Effect of Multi-modal Feature Structure. In Table 4, We observe that the IVLM can bring 0.35%, 0.60%, and 0.72% performance gains in AP\(_{Easy}\), AP\(_{Mod.}\), AP\(_{Hard}\). IVLM lifts image features to the homogeneous space with point cloud voxel features, which not only facilitates feature fusion, but also enables object-level semantic consistency modeling between two homogeneous features.
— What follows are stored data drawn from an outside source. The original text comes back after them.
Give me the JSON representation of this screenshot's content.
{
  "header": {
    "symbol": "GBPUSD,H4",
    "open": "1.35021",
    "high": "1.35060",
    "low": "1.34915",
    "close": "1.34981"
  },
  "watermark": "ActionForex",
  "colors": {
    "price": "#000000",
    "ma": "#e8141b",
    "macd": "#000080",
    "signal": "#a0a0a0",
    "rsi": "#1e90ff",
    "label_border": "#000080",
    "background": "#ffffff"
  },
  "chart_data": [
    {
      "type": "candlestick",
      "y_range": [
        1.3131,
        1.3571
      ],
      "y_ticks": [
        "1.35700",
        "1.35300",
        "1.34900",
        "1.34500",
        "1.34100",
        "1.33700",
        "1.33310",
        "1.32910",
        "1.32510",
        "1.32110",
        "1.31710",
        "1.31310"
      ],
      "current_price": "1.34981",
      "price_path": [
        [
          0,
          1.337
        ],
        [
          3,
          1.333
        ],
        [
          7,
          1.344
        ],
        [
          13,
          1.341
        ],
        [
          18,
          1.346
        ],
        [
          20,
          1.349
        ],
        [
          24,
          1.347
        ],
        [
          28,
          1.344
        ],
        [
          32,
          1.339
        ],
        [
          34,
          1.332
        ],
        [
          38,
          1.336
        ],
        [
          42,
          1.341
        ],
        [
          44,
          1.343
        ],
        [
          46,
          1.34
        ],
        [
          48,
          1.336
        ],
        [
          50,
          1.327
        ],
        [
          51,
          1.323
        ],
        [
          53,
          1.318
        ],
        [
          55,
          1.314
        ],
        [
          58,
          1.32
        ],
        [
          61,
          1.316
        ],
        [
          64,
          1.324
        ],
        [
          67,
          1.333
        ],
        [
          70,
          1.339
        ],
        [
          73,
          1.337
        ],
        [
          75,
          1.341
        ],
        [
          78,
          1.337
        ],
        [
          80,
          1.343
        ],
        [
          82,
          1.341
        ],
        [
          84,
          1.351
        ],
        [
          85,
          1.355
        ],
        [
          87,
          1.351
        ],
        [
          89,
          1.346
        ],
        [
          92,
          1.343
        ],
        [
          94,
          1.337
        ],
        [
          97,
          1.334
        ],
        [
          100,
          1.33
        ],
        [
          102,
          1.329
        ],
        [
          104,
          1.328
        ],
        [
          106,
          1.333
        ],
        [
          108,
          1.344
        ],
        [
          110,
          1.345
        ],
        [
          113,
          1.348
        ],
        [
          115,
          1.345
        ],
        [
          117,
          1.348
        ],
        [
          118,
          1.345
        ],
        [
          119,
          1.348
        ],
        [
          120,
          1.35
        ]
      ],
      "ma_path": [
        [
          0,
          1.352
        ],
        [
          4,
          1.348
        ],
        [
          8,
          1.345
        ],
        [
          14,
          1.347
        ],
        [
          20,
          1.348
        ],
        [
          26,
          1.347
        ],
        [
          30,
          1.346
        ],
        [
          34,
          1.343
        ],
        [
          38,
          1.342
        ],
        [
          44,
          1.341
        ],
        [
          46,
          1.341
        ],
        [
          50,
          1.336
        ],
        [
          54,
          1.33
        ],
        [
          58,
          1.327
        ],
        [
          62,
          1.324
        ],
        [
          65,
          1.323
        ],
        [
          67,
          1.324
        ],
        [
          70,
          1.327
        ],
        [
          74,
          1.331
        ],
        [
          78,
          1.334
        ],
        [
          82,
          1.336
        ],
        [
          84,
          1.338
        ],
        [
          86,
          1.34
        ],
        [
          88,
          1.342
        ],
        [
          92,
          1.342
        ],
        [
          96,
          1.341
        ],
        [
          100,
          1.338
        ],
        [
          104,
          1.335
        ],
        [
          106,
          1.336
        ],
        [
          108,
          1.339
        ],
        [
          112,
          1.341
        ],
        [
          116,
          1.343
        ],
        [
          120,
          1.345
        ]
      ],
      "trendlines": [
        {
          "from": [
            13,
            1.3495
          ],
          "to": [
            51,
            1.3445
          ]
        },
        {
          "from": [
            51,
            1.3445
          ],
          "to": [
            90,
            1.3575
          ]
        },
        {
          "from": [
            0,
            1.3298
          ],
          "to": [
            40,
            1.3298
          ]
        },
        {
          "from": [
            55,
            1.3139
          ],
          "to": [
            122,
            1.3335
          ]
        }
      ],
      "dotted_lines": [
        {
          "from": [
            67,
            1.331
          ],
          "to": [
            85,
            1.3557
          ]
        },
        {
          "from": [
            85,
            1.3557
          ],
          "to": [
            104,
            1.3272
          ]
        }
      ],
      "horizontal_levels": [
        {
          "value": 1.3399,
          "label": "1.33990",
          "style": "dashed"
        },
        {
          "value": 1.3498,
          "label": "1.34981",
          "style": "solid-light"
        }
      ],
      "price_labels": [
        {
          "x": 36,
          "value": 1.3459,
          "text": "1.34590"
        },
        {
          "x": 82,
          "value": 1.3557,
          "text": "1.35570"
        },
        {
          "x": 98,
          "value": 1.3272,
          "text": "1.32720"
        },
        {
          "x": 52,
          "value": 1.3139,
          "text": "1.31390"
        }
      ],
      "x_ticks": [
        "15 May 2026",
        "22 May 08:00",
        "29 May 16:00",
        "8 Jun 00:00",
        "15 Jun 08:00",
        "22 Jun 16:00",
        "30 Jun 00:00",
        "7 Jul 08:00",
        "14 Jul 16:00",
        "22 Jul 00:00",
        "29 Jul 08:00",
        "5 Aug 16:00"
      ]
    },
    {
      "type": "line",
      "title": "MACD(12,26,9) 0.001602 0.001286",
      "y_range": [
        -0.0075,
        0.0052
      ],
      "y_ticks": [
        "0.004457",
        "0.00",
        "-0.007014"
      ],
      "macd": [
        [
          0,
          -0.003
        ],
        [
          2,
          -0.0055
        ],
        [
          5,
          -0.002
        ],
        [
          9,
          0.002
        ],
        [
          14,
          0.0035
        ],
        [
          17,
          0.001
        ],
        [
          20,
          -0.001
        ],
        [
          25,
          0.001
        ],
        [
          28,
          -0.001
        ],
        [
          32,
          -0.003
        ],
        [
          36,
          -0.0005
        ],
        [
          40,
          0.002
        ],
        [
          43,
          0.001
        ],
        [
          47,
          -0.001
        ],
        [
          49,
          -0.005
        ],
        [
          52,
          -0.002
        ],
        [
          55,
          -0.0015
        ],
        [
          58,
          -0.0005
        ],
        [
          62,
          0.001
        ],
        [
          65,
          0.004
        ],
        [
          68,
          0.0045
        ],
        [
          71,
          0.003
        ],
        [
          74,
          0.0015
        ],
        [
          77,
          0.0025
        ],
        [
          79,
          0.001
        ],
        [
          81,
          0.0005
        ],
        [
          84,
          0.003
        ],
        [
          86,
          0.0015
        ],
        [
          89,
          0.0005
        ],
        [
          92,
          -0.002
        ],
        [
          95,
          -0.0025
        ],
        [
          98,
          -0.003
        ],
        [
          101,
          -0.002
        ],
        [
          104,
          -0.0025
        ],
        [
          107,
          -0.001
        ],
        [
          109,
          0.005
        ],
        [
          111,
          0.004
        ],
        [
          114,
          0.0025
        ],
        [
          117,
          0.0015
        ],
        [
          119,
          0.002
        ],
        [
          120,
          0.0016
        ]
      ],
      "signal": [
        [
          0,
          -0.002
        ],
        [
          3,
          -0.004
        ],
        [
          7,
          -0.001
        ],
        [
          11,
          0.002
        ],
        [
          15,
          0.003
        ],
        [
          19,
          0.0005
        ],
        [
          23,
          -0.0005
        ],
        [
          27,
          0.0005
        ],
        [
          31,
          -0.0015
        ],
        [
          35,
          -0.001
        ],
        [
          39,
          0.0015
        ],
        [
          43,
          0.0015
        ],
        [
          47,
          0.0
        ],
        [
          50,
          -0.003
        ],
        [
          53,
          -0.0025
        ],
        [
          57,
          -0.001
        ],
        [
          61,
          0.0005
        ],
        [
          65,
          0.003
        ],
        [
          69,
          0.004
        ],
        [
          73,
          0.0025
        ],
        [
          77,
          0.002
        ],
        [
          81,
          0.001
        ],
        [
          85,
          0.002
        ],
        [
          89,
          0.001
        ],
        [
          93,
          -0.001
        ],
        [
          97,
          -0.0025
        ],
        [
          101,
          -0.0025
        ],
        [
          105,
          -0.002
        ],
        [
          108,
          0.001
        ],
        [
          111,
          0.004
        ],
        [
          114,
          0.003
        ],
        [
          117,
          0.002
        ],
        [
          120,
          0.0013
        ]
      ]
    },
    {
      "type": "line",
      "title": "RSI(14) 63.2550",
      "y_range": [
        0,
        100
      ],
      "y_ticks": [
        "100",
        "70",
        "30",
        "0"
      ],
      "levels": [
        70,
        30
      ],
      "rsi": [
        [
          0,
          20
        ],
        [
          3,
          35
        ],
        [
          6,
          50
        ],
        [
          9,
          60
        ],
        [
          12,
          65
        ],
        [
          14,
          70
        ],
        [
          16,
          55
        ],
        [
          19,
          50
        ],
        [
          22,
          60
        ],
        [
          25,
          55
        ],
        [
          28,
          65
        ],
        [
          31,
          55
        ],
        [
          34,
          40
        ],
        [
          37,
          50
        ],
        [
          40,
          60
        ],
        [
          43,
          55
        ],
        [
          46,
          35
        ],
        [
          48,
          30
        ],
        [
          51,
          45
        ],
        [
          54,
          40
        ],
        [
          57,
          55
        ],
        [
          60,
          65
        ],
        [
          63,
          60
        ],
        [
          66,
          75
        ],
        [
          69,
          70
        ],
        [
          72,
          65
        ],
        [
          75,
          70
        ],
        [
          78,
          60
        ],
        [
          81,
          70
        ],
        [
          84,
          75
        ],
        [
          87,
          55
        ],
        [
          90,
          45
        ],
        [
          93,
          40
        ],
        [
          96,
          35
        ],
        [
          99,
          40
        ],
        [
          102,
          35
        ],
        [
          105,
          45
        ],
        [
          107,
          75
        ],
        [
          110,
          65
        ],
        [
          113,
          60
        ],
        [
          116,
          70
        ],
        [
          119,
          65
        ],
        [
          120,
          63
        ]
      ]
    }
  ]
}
Effect of Voxel Feature Interaction. We observe that the voxel feature interaction module (VFIM) improves the baseline by 0.84%, 0.95%, and 0.53% in AP\(_{Easy}\), AP\(_{Mod.}\), AP\(_{Hard}\), respectively. It indicates that our VFIM plays a pivotal role in our multi-modal detection framework. It can improve object-level semantic consistency between two homogeneous features and enables the detector to aggregate paired features across homogenous representations based on object-level semantic similarity.

4 Conclusions

In this paper, we propose the homogeneous multi-modal feature fusion and interaction (HMFI) method for 3D detection which fuses image and point cloud features in a homogeneous structure and enforces the consistency of object-level semantic information between two homogeneous features. We propose an image voxel lifter module (IVLM) to lift 2D image features to the 3D space and generate homogeneous image voxel features with point cloud voxel features. Then, image and point cloud features are selectively combined by the query fusion mechanism (QFM). Besides, we build the feature interaction in the homogeneous image and point cloud voxel features based on the similarity of object-level semantic information. Extensive experiments conducted on KITTI and Waymo Open Dataset show that significant performance gains can be obtained by our proposed HMFI. Particularly, for the detection of cyclist on the KITTI benchmark, HMFI surpasses all published algorithms by a large margin.